Пыль моря (СИ) - Волошин Константин. Страница 22
Каменистые горы, покрытые кустарником и травой выше человеческого роста так затрудняли движение, что к концу дня все валились с ног от усталости. Влажная духота, тучи мошки и гнуса, заросшие растительностью ручьи и речки, которые приходилось переходить вброд по ледяной воде, действовали угнетающе. Ювэй с трудом мог дотащиться до привала и без еды, тут же в траве падал и спал беспробудно.
Лица посерели и осунулись. Скулы заострились, покрытые кровью и опухшие. Одежда висела клочьями.

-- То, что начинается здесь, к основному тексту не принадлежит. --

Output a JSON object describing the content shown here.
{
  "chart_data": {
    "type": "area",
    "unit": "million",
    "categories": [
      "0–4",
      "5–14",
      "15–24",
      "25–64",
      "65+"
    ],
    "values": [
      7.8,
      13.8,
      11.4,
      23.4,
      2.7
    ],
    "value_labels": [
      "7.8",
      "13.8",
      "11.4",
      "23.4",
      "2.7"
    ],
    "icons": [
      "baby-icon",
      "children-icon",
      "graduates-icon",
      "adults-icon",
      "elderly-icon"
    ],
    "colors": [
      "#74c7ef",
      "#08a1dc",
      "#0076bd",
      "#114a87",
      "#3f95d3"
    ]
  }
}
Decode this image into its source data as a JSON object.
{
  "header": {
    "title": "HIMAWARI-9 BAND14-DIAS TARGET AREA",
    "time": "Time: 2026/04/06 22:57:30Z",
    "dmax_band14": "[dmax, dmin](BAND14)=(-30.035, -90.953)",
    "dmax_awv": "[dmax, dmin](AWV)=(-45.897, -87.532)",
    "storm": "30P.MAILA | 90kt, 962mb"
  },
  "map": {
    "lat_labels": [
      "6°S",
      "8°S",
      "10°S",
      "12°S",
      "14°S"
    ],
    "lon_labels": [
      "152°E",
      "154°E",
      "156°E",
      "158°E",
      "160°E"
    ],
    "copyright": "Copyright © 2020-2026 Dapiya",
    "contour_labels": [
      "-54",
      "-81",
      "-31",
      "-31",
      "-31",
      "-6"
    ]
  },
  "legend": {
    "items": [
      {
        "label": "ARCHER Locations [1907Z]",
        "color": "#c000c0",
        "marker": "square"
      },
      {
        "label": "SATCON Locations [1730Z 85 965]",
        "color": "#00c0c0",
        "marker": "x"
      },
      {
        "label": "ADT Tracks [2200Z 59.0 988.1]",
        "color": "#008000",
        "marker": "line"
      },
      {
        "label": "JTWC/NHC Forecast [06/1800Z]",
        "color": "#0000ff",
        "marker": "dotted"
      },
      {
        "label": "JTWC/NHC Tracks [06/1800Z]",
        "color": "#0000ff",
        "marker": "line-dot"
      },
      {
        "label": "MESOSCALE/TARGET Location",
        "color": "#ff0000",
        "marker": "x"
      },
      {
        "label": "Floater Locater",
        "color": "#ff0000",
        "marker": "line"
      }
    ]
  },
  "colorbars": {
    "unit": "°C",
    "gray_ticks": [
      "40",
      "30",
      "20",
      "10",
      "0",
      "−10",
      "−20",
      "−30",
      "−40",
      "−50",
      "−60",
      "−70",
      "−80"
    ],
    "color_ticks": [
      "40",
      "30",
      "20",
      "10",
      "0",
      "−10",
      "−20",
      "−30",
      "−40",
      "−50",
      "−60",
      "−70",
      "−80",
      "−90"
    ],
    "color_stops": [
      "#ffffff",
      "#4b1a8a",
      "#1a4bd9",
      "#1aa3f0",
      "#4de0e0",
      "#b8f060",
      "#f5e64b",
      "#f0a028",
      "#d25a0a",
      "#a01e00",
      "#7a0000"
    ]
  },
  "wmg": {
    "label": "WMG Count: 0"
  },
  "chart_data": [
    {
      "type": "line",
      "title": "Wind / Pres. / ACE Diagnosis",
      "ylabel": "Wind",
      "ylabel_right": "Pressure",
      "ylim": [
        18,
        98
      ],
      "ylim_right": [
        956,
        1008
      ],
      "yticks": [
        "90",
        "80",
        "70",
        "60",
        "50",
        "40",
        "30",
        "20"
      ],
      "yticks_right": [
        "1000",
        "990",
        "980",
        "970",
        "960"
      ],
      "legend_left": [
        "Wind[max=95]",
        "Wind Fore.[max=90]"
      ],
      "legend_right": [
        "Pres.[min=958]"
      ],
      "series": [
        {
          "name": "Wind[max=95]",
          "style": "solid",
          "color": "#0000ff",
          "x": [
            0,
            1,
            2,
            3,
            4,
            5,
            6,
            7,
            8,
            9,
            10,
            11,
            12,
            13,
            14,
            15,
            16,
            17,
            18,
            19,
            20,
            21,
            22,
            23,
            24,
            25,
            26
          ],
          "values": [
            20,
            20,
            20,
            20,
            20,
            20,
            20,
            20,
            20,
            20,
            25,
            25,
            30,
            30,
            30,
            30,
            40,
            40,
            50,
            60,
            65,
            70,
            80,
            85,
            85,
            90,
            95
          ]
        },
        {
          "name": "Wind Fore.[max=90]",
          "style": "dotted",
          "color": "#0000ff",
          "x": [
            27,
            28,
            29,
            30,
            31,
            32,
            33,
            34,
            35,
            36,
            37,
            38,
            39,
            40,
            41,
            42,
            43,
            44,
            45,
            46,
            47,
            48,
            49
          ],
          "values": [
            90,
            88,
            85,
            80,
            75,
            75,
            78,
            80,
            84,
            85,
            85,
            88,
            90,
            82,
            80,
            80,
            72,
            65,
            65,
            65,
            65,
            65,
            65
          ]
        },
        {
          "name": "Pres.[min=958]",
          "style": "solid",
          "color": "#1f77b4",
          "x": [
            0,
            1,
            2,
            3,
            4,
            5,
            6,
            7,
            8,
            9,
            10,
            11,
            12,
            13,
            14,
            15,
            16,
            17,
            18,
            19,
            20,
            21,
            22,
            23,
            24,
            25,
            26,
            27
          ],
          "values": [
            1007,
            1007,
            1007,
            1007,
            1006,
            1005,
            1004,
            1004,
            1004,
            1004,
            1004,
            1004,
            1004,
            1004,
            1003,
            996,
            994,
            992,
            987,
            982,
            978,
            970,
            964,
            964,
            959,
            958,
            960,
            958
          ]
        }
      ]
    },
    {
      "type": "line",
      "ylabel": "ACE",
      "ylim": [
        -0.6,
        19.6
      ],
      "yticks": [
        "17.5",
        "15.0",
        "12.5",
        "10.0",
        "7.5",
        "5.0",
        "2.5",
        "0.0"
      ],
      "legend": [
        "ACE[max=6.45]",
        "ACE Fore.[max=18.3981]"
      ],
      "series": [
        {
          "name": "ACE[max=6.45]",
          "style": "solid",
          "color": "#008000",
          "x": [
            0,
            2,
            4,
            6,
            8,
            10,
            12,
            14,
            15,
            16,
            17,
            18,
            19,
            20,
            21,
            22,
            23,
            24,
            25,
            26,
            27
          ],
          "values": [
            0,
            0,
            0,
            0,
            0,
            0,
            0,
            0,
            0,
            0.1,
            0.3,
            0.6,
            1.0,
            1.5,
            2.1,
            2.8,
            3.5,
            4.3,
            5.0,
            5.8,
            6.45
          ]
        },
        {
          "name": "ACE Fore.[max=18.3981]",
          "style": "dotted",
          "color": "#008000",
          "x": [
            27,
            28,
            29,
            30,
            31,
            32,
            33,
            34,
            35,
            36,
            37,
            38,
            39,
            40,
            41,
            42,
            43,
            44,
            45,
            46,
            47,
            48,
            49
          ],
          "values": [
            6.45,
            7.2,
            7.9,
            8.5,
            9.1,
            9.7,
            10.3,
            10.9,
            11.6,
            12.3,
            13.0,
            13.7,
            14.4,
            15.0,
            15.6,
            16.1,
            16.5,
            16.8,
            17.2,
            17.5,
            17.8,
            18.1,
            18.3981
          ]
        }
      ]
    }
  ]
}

Заплечные мешки давили плечи и растирали кожу. Все опасения Мишки сейчас казались путникам просто безобидными сказками. Действительность выглядела куда хуже. На каждой остановки Мишка требовал тщательно чинить одежду и особенно обувь. Только теперь стало ясно, как это необходимо. Недовольно ворчали, но подчинялись. Хорошо, что дожди были редки, но утренние туманы так пропитывали одежду, что приходилось её выжимать, отправляясь в путь.
– Завтра весь день отдыхать будем, – молвил Мишка, располагаясь после дня изнурительного похода. – Так мы сгинуть можем.
– Наконец догадался, – вяло отозвался Тин-линь. – Мочи нет тащиться по такой чащобе.
– Это только начало. Сам знаешь, что путь незнаком. И сколько ещё таких дней придётся вынести?
– Не заплутаться бы. Постоянно на юг держать надо. Там море, рассказывали. До него б добраться.
– Сумеем ли? Не сложить бы головы в этакой глухомани. Однако унывать нам не пристало. Передохнём денёк – и легче будет, дратва б не подвела. Завтра на охоту пойду, авось с удачей вернусь.
День отлёживались и чинились. Мишка действительно принёс с охоты телёнка изюбра и охапку черемши. Вечером устроили пир. Повеселели.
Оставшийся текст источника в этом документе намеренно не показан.